The case seemed to be a dog anyway, and there was little chance of winning on appeal. There's a saying that if something is worth doing it's worth doing well. In the law that's nonsense. Sometimes you just have to get the brief in on time. And if your client has a crap case, you need to tell the client. But if the client won't see reason, sometimes you have to go forward with dog cases. This brief was barely worth writing. It certainly didn't merit proofreading, too.
You frequently have to go the distance with bad cases. The courts understand that. Hell, even good cases under federal anti-discrimination statutes are easy to lose. There are, of course, certain limits. You can refuse to make arguments that are meritless. But that's a hard line to find sometimes, particularly in the heat of battle.
What you don't have to do is be uncivil. Save it for the office. While I've been fortunate enough to have never been sanctioned for intemperate writing in my filings with the Court, I've certainly written stuff that would be worthy of sanction if I hadn't backed off and reworded it. (Though I'm more inclined to insult the lawyer on the other side, not the judge.) Maybe the you think the magistrate was wrong, and maybe he shouldn't have ruled as he did. Fine. Say the magistrate erred. Deciding a legal issue incorrectly does not make a judicial officer incompetent.

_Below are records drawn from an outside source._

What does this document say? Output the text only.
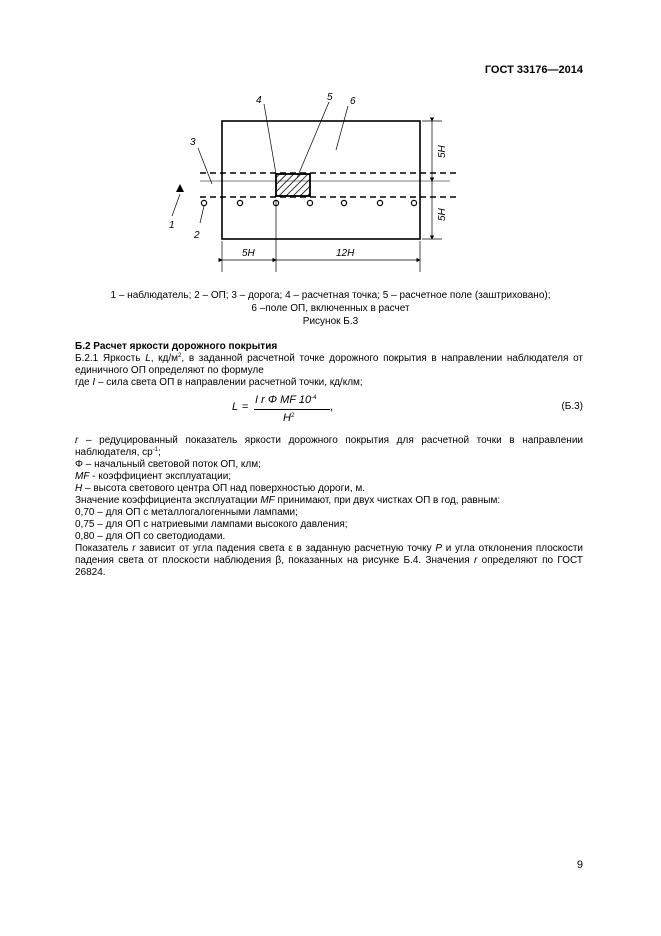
ГОСТ 33176—2014
1
2
3
4	5 6
5H	12H
5H
5H
1 – наблюдатель; 2 – ОП; 3 – дорога; 4 – расчетная точка; 5 – расчетное поле (заштриховано);
6 –поле ОП, включенных в расчет
Рисунок Б.3

Б.2 Расчет яркости дорожного покрытия

Б.2.1 Яркость L, $кд/м^2$, в заданной расчетной точке дорожного покрытия в направлении наблюдателя от единичного ОП определяют по формуле

где I – сила света ОП в направлении расчетной точки, кд/клм;

L =
I r Φ MF $10^{-4}$
$H^2$
,	(Б.3)

r – редуцированный показатель яркости дорожного покрытия для расчетной точки в направлении наблюдателя, $ср^{-1}$;

Φ – начальный световой поток ОП, клм;

MF - коэффициент эксплуатации;

H – высота светового центра ОП над поверхностью дороги, м.

Значение коэффициента эксплуатации MF принимают, при двух чистках ОП в год, равным:

0,70 – для ОП с металлогалогенными лампами;

0,75 – для ОП с натриевыми лампами высокого давления;

0,80 – для ОП со светодиодами.

Показатель r зависит от угла падения света ε в заданную расчетную точку P и угла отклонения плоскости падения света от плоскости наблюдения β, показанных на рисунке Б.4. Значения r определяют по ГОСТ 26824.

9
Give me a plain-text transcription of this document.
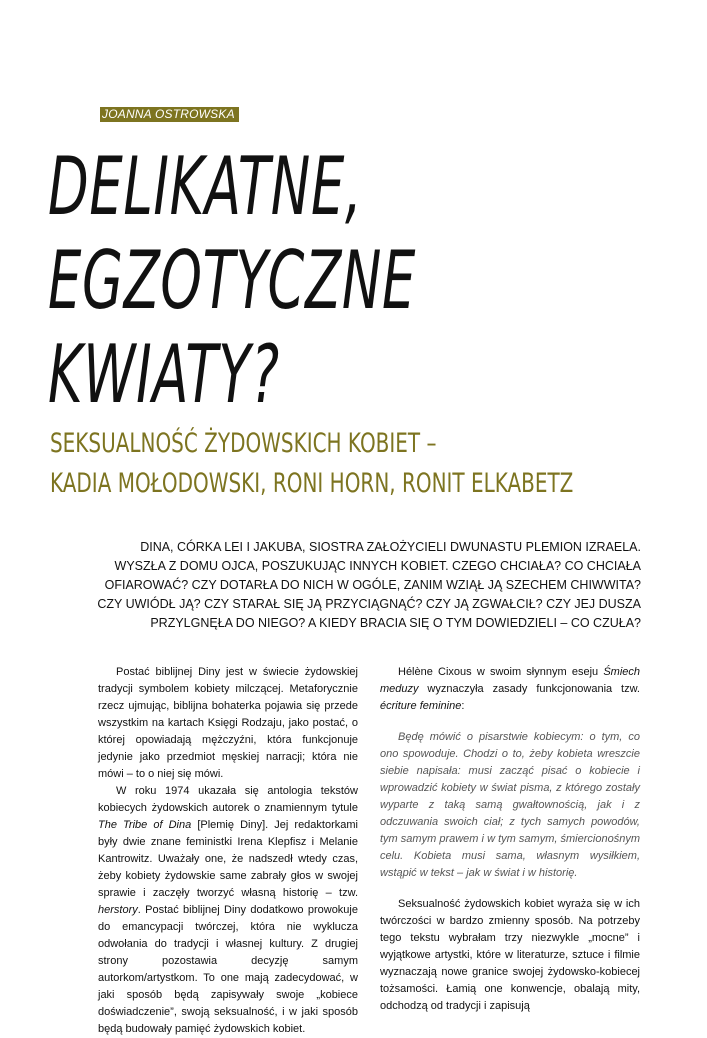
JOANNA OSTROWSKA
DELIKATNE,
EGZOTYCZNE
KWIATY?
SEKSUALNOŚĆ ŻYDOWSKICH KOBIET –
KADIA MOŁODOWSKI, RONI HORN, RONIT ELKABETZ
DINA, CÓRKA LEI I JAKUBA, SIOSTRA ZAŁOŻYCIELI DWUNASTU PLEMION IZRAELA.
WYSZŁA Z DOMU OJCA, POSZUKUJĄC INNYCH KOBIET. CZEGO CHCIAŁA? CO CHCIAŁA
OFIAROWAĆ? CZY DOTARŁA DO NICH W OGÓLE, ZANIM WZIĄŁ JĄ SZECHEM CHIWWITA?
CZY UWIÓDŁ JĄ? CZY STARAŁ SIĘ JĄ PRZYCIĄGNĄĆ? CZY JĄ ZGWAŁCIŁ? CZY JEJ DUSZA
PRZYLGNĘŁA DO NIEGO? A KIEDY BRACIA SIĘ O TYM DOWIEDZIELI – CO CZUŁA?

Postać biblijnej Diny jest w świecie żydowskiej tradycji symbolem kobiety milczącej. Metaforycznie rzecz ujmując, biblijna bohaterka pojawia się przede wszystkim na kartach Księgi Rodzaju, jako postać, o której opowiadają mężczyźni, która funkcjonuje jedynie jako przedmiot męskiej narracji; która nie mówi – to o niej się mówi.

W roku 1974 ukazała się antologia tekstów kobiecych żydowskich autorek o znamiennym tytule The Tribe of Dina [Plemię Diny]. Jej redaktorkami były dwie znane feministki Irena Klepfisz i Melanie Kantrowitz. Uważały one, że nadszedł wtedy czas, żeby kobiety żydowskie same zabrały głos w swojej sprawie i zaczęły tworzyć własną historię – tzw. herstory. Postać biblijnej Diny dodatkowo prowokuje do emancypacji twórczej, która nie wyklucza odwołania do tradycji i własnej kultury. Z drugiej strony pozostawia decyzję samym autorkom/artystkom. To one mają zadecydować, w jaki sposób będą zapisywały swoje „kobiece doświadczenie”, swoją seksualność, i w jaki sposób będą budowały pamięć żydowskich kobiet.

Hélène Cixous w swoim słynnym eseju Śmiech meduzy wyznaczyła zasady funkcjonowania tzw. écriture feminine:

Będę mówić o pisarstwie kobiecym: o tym, co ono spowoduje. Chodzi o to, żeby kobieta wreszcie siebie napisała: musi zacząć pisać o kobiecie i wprowadzić kobiety w świat pisma, z którego zostały wyparte z taką samą gwałtownością, jak i z odczuwania swoich ciał; z tych samych powodów, tym samym prawem i w tym samym, śmiercionośnym celu. Kobieta musi sama, własnym wysiłkiem, wstąpić w tekst – jak w świat i w historię.

Seksualność żydowskich kobiet wyraża się w ich twórczości w bardzo zmienny sposób. Na potrzeby tego tekstu wybrałam trzy niezwykle „mocne” i wyjątkowe artystki, które w literaturze, sztuce i filmie wyznaczają nowe granice swojej żydowsko-kobiecej tożsamości. Łamią one konwencje, obalają mity, odchodzą od tradycji i zapisują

If it did, every judge except those on the Supreme Court of the United States is incompetent from time to time.
Anyway, the real point of the story is that the American Bar Association published an article about this fiasco on its webpage. This generated many comments, including some that could have been written by the author of the brief the Court criticized. Yes, there were grammatical errors by self-styled experts expressing disgusw
There is an invincible law of the Internet that when you set out to criticize someone's grammar or usage you are almost guaranteed to make a grammatical error yourself in the very post in which you excoriate someone else's bad grammar. More often than not, the grammatical error will be a howler. Therefore it's probably not possible for this blog entry to be error free. None of my other ones have been. But I'm writing this because someone told Jerome that a regularly updated webpage would be a good marketing tool. Besides, there's this brief I really should proofread, but I don't want to.
So there you go, another blog entry about a case that barely deserved our attention at all. But I'm not the only one to blog about this turkey. See here, here, here, and, oh, Google it yourself.